InfoQ: What makes testing a model different from testing, for instance, a software product?

Ramchandani: It’s important to understand your data set, for example, what is it going to be used for? How am I testing it? Do I understand it fully? Can I use a golden data set or do I have to use a client data set which is anonymised? These are some questions that help understand the data a little bit more.

Put yourself in the user’s position who will be using this one day and look at the model from that aspect too (user testing).

Each client will provide different configurations to help them understand how their business could benefit, therefore having a good understanding of the configurations was quite useful too.

A model configuration is something that I found quite new; there were plenty of configurations to set before running a model. It was vital for me to make sure I understood these before proceeding, as they will help me understand my results.

InfoQ: What does your testing process look like?

Ramchandani: My testing process is very similar to other testing processes. I am part of an agile team and I test any model related features within a sprint. The tests can be either manual or checking API endpoints to see if the front end application is working as intended or not. The majority of the time I have performed manual checks. The next step would be to automate the process and see how the model performs then.

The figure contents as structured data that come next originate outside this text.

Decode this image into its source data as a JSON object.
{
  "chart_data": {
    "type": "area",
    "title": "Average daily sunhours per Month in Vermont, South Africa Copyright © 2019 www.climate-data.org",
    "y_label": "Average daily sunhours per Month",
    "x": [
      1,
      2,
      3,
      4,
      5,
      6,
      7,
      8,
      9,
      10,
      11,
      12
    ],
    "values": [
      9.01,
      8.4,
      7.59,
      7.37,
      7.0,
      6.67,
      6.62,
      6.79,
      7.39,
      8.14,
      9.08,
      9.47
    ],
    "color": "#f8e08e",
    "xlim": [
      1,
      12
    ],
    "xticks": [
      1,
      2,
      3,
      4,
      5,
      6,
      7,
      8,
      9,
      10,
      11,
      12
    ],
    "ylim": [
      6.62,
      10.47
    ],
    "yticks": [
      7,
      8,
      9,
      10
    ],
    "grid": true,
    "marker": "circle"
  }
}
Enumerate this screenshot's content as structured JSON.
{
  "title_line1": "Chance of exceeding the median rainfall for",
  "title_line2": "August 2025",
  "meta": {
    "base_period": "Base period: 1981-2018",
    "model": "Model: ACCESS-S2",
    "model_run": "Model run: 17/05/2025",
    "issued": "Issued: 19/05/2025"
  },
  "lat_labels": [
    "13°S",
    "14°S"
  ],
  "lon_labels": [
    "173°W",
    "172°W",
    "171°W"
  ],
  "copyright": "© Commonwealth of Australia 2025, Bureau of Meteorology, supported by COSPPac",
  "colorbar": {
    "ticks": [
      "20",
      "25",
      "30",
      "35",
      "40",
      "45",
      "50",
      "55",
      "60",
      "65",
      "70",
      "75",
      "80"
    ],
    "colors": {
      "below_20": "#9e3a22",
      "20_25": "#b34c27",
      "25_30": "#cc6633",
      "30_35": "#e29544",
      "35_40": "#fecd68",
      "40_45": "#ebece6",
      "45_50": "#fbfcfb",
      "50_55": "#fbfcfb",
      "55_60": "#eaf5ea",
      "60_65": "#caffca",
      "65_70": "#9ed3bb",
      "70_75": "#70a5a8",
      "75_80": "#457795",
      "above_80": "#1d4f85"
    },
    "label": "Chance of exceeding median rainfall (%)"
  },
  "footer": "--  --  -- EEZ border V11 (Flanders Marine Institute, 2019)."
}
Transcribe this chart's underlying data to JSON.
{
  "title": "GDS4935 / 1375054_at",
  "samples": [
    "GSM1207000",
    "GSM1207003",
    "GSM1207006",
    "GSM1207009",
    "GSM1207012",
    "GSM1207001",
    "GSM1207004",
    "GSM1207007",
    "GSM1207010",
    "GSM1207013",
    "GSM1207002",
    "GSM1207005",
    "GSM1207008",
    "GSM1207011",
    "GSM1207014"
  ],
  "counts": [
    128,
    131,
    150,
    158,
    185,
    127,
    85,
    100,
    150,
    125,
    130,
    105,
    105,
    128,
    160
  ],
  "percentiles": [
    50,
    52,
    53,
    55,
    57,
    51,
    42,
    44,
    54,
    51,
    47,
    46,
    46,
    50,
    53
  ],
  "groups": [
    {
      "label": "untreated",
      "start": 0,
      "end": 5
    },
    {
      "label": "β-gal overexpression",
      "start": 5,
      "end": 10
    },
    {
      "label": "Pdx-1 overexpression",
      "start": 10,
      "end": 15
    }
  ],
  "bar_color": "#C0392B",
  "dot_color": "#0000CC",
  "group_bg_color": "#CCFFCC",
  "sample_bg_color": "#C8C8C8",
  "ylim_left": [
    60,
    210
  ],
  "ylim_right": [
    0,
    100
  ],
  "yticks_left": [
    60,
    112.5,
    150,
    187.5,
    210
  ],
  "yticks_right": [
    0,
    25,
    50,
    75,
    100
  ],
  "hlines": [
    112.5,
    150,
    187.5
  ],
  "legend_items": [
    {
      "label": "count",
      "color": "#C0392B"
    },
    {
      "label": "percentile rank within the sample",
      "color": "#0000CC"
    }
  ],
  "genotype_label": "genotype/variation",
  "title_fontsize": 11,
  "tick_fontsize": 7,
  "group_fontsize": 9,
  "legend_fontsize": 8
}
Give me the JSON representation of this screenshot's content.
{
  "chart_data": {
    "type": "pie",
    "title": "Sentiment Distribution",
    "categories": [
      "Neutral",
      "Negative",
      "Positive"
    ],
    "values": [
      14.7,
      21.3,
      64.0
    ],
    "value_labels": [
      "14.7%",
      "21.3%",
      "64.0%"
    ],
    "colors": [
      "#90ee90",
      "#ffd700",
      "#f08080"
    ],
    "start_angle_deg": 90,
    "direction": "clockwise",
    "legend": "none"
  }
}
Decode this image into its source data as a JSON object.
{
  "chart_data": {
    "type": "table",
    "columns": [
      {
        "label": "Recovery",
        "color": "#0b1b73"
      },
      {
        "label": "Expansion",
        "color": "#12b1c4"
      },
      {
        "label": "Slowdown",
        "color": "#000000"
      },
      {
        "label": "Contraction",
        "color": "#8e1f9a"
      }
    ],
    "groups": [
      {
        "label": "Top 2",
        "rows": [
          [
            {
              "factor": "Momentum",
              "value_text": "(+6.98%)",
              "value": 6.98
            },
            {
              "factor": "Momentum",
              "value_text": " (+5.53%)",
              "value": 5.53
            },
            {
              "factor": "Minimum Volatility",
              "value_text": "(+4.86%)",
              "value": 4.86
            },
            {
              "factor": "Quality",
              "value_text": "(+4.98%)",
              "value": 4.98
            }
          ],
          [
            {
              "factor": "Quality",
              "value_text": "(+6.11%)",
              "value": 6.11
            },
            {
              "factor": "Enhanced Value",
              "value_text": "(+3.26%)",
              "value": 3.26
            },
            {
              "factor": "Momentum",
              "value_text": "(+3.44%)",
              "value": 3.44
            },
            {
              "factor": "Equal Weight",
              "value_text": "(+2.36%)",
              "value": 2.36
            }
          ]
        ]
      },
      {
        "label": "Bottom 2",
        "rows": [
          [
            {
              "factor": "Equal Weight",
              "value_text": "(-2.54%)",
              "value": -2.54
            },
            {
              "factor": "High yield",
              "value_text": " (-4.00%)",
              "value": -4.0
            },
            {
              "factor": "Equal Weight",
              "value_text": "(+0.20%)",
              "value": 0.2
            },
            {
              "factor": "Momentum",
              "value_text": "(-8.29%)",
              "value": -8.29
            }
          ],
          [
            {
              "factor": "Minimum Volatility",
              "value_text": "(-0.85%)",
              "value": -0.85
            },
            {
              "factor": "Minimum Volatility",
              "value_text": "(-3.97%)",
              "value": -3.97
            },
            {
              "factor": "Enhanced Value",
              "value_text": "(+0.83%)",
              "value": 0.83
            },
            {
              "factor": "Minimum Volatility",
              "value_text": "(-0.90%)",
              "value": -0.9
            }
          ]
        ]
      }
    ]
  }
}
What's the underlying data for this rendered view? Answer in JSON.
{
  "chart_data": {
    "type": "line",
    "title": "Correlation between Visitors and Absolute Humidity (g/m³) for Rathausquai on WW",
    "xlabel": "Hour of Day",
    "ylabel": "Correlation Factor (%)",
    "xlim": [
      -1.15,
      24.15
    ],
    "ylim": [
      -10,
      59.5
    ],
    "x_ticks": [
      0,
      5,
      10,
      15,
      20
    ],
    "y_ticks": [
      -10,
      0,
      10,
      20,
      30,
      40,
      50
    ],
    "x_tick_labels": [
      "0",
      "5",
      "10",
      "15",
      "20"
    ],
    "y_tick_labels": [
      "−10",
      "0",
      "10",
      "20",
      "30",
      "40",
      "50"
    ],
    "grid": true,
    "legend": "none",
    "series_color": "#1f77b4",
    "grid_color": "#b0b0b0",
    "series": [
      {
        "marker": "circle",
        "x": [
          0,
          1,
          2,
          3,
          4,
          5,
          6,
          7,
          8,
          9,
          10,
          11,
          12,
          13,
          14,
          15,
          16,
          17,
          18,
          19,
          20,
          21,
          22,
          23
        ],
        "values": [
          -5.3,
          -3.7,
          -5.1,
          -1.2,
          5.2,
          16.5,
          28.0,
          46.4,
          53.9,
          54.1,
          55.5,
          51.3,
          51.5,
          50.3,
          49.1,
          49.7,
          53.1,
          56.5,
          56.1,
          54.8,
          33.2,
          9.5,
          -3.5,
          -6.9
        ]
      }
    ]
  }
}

Something else I learned was, it is a good idea to have a baseline run once a model is created, and then once you do new releases you can compare your new run to the baseline run and gain confidence going forward.

InfoQ: How do you ensure the quality of testing when testing a model?

Ramchandani: We can ensure the quality of testing by:

  • Making sure we have enough information about a new client requirement and the team understands it
  • Validating results including results which are stochastic
  • Making sure the results make sense
  • Making sure the product does not break
  • Making sure no repetitive bugs are found, in other words, a bug has been fixed properly
  • Making sure to pair up with developers and data scientists to understand a feature better
  • If you have a front end dashboard showcasing your results, making sure the details all make sense and have done some accessibility testing on it too
  • Testing the performance of the runs as well, if they take longer due to certain configurations or not

InfoQ: How can testers validate the results from stochastic models?

Ramchandani: As mentioned above, I learned that having thresholds was a good option for a model that delivers results to optimise a client’s requests. If a model is stochastic then that means certain parts will have results which may look wrong, but they are actually not. For instance, 5 + 3 = 8 for all of us but the model may output 5.0003, which is not wrong, but with a stochastic model what was useful was adding thresholds of what we could and couldn’t accept. I would definitely recommend trying to add thresholds; if your model is providing important insights around fraud detection, for instance, then your threshold should be even lower, around 0.5-1% acceptance of deviation in results.

Make sure you also understand your data set, as well as all the configurations that are being inserted to make the model run and provide optimised results.

InfoQ: What have you learned from testing models?

Ramchandani: I have learned a lot about how results can be stochastic and how we can accept results within a certain threshold.

Also, configurations to run a model are something new I had learned, so it was vital to understand what each of them meant to the model and client. Each client would require different information for each configuration. It was useful to do some exploratory testing on the configurations and see what the model was providing me with.